The outline of the course follows the CDIO learning approach: Conceive, Design, Implement and Operate. Starting off from back of the envelope calculations, where all students are required to address all disciplines, the project proceeds towards distinct specializations. The students, divided into groups of six to seven members, focus on ‘student specialists’ roles in solid/structural mechanics-FEM, fluid dynamics, and experimental modal analysis EMA, simulating a true multidisciplinary working environment.
The projects studied incorporate a fluid structure interaction core problem, but are required to pose challenges within each specialisation. The task is formulated as a competition to find better solutions or as an investigation of existing methods to solve a problem at hand. The examination is based on individual assignments, group work, presentation of a final report and opposition. As resources for analysing the problems, the students have access to wind tunnel testing, EMA-equipment, computer rooms with commercial software for CFD and FEM. This year we have introduced the ANSYS workbench as a common platform for fluid–structure interaction simulations, allowing the teams to work more closely together.

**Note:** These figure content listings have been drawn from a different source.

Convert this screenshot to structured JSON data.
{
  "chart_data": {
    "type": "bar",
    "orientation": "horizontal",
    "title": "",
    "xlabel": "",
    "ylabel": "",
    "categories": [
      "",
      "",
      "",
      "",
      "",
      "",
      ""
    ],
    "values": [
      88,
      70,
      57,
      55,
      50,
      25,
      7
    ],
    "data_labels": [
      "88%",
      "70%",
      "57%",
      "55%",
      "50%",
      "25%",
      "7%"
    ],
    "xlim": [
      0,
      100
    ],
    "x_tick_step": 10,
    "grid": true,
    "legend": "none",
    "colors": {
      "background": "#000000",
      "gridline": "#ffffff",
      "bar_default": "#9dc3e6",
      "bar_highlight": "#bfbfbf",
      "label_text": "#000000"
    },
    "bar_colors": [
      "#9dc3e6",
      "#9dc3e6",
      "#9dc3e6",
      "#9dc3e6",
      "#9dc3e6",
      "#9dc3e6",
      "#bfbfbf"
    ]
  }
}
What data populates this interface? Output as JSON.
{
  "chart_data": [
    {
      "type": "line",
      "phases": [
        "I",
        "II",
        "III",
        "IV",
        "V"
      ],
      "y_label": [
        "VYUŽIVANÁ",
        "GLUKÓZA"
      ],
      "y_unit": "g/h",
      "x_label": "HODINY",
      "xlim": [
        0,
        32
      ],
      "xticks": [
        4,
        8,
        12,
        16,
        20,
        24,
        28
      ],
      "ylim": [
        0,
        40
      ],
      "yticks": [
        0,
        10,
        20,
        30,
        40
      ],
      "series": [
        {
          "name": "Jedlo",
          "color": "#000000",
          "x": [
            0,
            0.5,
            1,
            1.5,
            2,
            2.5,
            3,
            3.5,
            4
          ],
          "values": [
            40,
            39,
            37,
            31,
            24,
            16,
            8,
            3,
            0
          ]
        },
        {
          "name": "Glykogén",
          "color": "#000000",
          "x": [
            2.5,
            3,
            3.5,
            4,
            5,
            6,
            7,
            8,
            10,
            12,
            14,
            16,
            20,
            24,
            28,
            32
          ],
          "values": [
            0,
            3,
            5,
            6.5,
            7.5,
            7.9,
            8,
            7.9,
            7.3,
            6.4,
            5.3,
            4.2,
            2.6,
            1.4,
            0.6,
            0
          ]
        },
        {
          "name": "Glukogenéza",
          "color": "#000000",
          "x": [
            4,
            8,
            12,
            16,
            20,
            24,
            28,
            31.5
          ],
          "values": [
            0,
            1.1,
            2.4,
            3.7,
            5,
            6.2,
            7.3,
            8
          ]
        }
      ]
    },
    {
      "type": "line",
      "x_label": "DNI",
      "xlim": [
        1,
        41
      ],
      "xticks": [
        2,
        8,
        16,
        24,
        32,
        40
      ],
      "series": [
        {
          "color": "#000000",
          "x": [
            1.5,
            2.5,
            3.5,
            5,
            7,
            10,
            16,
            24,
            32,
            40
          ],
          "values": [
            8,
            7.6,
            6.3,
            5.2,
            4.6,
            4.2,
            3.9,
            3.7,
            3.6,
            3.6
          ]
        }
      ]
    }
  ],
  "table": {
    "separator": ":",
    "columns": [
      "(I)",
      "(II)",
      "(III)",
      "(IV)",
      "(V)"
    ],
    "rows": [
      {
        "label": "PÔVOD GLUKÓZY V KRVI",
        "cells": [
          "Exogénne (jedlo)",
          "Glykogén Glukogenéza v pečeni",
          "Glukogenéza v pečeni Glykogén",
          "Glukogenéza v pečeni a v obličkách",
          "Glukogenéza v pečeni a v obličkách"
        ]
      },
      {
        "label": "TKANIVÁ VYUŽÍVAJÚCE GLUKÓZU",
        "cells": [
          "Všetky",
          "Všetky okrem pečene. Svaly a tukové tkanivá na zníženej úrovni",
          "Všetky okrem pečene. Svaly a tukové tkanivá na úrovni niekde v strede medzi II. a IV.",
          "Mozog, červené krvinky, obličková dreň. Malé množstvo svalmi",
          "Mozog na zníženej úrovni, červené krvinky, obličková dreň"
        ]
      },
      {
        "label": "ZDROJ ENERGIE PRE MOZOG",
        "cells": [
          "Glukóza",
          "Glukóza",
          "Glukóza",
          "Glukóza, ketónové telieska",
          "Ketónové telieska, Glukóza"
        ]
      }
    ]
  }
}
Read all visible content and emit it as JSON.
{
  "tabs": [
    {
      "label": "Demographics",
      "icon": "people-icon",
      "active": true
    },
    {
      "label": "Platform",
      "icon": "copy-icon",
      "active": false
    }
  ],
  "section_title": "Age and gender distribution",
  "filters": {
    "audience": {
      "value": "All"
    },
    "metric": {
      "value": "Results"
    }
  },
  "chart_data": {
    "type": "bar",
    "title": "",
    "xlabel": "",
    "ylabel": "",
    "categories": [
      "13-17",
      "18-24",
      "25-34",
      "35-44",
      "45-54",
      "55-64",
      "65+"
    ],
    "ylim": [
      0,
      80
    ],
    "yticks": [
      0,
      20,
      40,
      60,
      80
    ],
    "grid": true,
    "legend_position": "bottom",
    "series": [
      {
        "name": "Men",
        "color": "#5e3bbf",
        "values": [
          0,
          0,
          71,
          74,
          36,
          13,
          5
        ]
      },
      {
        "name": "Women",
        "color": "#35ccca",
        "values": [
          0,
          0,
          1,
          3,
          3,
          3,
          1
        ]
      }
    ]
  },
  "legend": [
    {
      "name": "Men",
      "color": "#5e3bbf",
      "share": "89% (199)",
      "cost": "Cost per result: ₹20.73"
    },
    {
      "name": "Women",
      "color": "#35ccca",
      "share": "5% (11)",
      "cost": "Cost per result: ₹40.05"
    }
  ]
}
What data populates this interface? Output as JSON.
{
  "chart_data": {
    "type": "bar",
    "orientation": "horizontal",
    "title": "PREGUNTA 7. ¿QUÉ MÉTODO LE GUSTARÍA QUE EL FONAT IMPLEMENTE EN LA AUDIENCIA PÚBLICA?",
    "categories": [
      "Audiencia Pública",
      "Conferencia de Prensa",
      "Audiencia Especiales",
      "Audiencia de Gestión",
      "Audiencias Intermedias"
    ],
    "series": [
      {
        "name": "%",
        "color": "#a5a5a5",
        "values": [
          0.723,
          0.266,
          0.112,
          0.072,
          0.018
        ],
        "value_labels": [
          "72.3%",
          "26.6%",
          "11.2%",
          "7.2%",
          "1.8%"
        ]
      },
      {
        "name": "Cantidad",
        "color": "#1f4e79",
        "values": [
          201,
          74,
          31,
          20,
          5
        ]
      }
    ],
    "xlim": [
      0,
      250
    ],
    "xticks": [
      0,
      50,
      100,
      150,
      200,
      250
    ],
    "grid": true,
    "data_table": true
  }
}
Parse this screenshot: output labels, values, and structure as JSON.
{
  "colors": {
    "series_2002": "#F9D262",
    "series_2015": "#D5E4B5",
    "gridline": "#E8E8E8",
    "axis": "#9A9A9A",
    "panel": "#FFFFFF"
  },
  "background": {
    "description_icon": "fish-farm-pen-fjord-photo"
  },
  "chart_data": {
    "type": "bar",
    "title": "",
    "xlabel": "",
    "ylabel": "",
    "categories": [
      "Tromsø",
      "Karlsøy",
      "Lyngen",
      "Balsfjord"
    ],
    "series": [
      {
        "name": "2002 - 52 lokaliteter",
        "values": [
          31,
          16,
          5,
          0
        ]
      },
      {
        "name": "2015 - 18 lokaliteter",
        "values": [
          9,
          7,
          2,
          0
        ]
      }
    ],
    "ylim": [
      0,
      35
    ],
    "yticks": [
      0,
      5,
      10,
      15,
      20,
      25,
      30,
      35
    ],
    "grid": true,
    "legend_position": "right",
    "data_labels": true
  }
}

The student perspective is dominated by the urge to approach real world problems with industrial tools. A better contact and understanding between students as well as between teachers/researchers in the different disciplines of applied mechanics are achieved by this approach. Some outstanding challenges are the limited time frame of the course, the time consuming communication required within the teachers team and the student frustration arising from having to address open end problems.